Голос у нее был и печальный и уверенный. Волнение она поборола, слезы тоже.
— Я ведь очень болел, был в больнице. А когда вернулся домой, умер Пусик. Вера была невменяема. Да и сейчас еще очень расстроена.
— Я тоже была, как ты выражаешься, расстроена. Но ты избрал страдалицей меня, не ее. Пусть другие страдают, а такие, как твоя Вера, всегда выигрывают.
Ее мягкую валторну опять стали разъедать слезы, как кислота. Она сказала:
— Не могу, извини, в комнату вошли дочь и мама.
И повесила трубку.
Он закрыл лицо руками, склонился над телефоном и долго так сидел. Потом поднялся, вышел на кухню, выпил воды и, проглотив две таблетки валерьянового экстракта, лег спать. Лег спать с твердым решением завтра же поговорить с Верой и сообщить ей о своем уходе! Сегодня она вернется поздно, будет крик и бессонная ночь.

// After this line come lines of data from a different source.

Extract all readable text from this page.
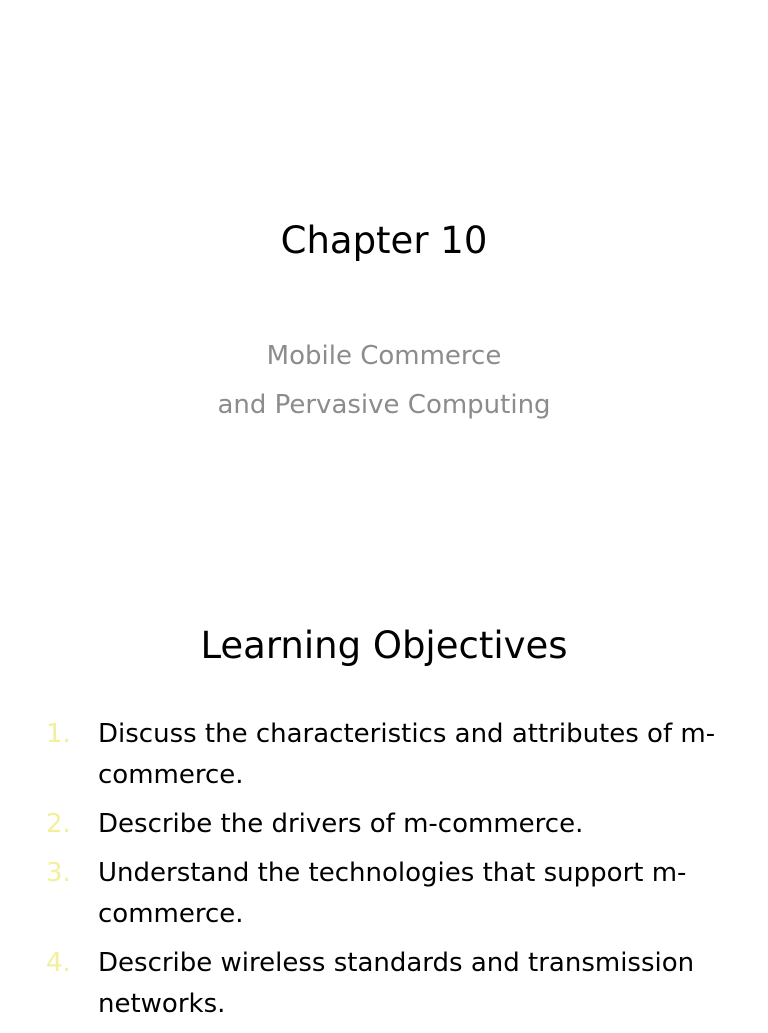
Chapter 10
Mobile Commerce
and Pervasive Computing
Learning Objectives
1.	Discuss the characteristics and attributes of m-commerce.
2.	Describe the drivers of m-commerce.
3.	Understand the technologies that support m-commerce.
4.	Describe wireless standards and transmission networks.
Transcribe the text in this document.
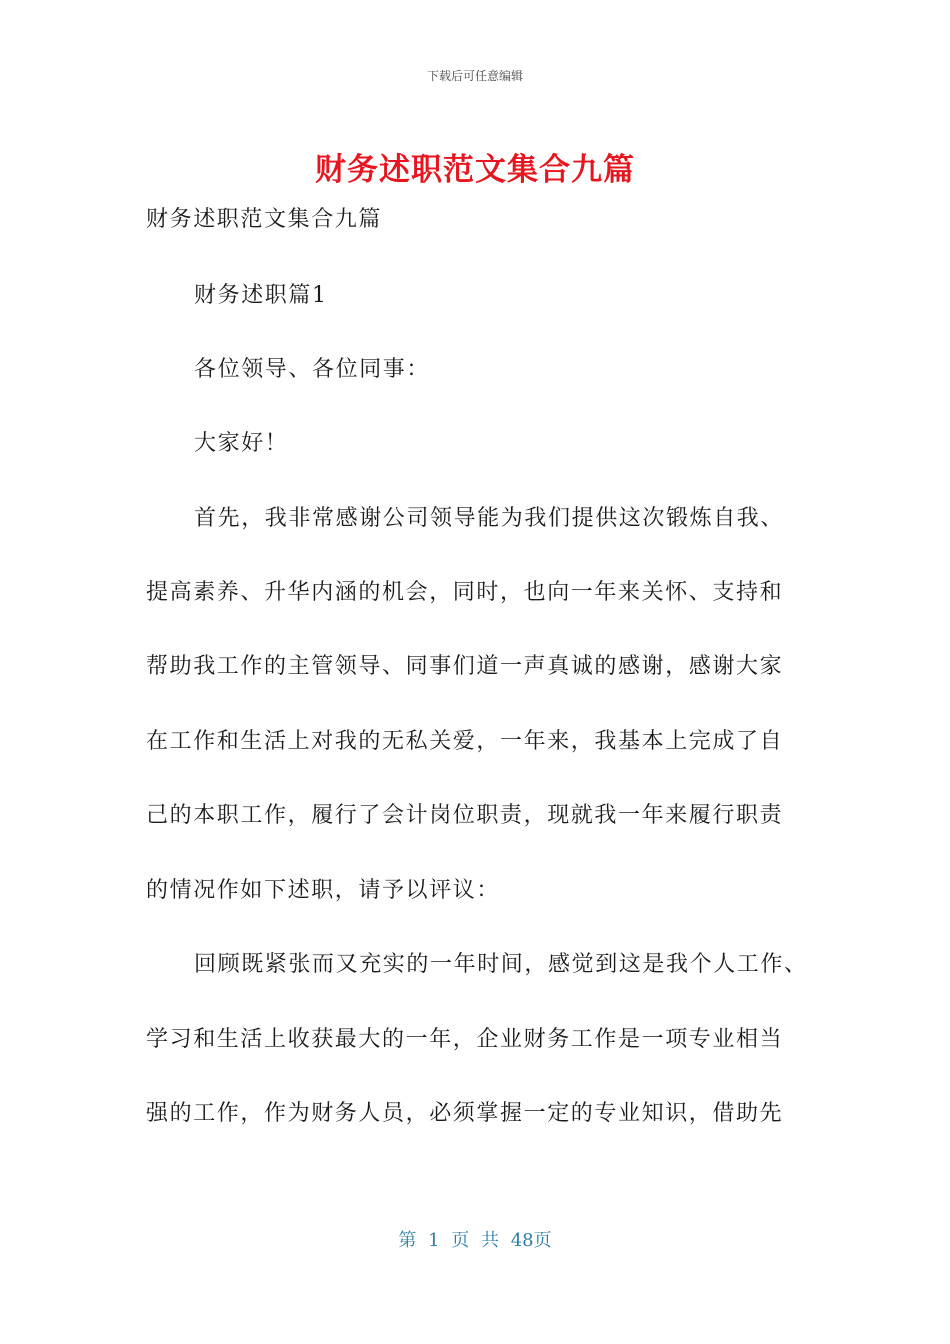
下载后可任意编辑
财务述职范文集合九篇
财务述职范文集合九篇
财务述职篇1
各位领导、各位同事：
大家好！
首先，我非常感谢公司领导能为我们提供这次锻炼自我、
提高素养、升华内涵的机会，同时，也向一年来关怀、支持和
帮助我工作的主管领导、同事们道一声真诚的感谢，感谢大家
在工作和生活上对我的无私关爱，一年来，我基本上完成了自
己的本职工作，履行了会计岗位职责，现就我一年来履行职责
的情况作如下述职，请予以评议：
回顾既紧张而又充实的一年时间，感觉到这是我个人工作、
学习和生活上收获最大的一年，企业财务工作是一项专业相当
强的工作，作为财务人员，必须掌握一定的专业知识，借助先
第 1 页 共 48页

На следующее утро, когда он встал, Веры уже но было. Значит, опять воскресный концерт. Но наконец-то он решился действительно твердо. За утро все обдумал, все слова и даже что он станет делать в том или в ином случае. И что ответит на все возможные ее слова и действия. Переехать надо пока к матери. Но без объяснений и разговора, а так, оставив только записку, он не мог.
Но как обычно бывало с Верой, все произошло совершенно неожиданно. Она всегда звонила в дверь, несмотря на то что имела свои ключи. Он организовал на лице экстремально серьезное, холодное и мрачное выражение. Но само то, что для этого понадобились немалые усилия, уже было признаком чего-то опять несерьезного.
Она быстро прошла в свою комнату, бросив на диванчик концертный чемодан. Он вошел следом и сразу голосом с самыми металлическими нотами, какие только сумел изобразить, сказал:
— Вера, нам надо серьезно поговорить.
Она ответила почему-то сразу возмущенно и нетерпеливо:
— Может быть, мне будет позволено отдохнуть дороги? И хотя бы переодеться! Я голодная и замерзла. — И вдруг совершенно неожиданно жалобно добавила: — Бедный, бедный Пусик. Конечно, разве он мог выжить! Родился босиком. И жил босиком. А мне вот и так-то холодно, даже в теплых сапогах.
Она всхлипнула, ее воробьиный носик сморщился. Но она вдруг гордо вскинула голову, тряхнула кудряшками и ушла на кухню.
Аскольд Викторович ничего не смог с собой поделать. Не было сил. Это же все у нее абсолютно искренне! Нет, с ней невозможно говорить. И вообще он ничего не может! Будь как будет, пускай как хотят так сами и решают! А ему любое наказание по заслугам!
Он оделся и решил пройтись, успокоиться. Было холодно.
Та серебряная полоска озера, отдаленное эхо рассвета… Она врезалась в его сознание, как-то зацепилась и чудесным образом превратилась в нервущуюся нить, связывающую его с миром, с красотой, с вечным. И ни они, ни время, ничто не в силах ее порвать….
И, может быть, это то же самое, что произошло с ним, когда он впервые увидел Веру? Как-то психологически то же. Какая она была вся свежая, сияющая, юная, красивая. И на белой шее белые бусы, только и выделяющиеся более сильным блеском. И серебристое кружевце воротника. Светящееся платье, блестящие глаза, сверкающий голос. И та ее первая, пусть глупая и ничего не значащая, но тоже серебрящаяся фраза. И даже обычные девичьи штампы, какими она выражалась, сияли, играли, словно у всех штампы обычные, а у нее драгоценные.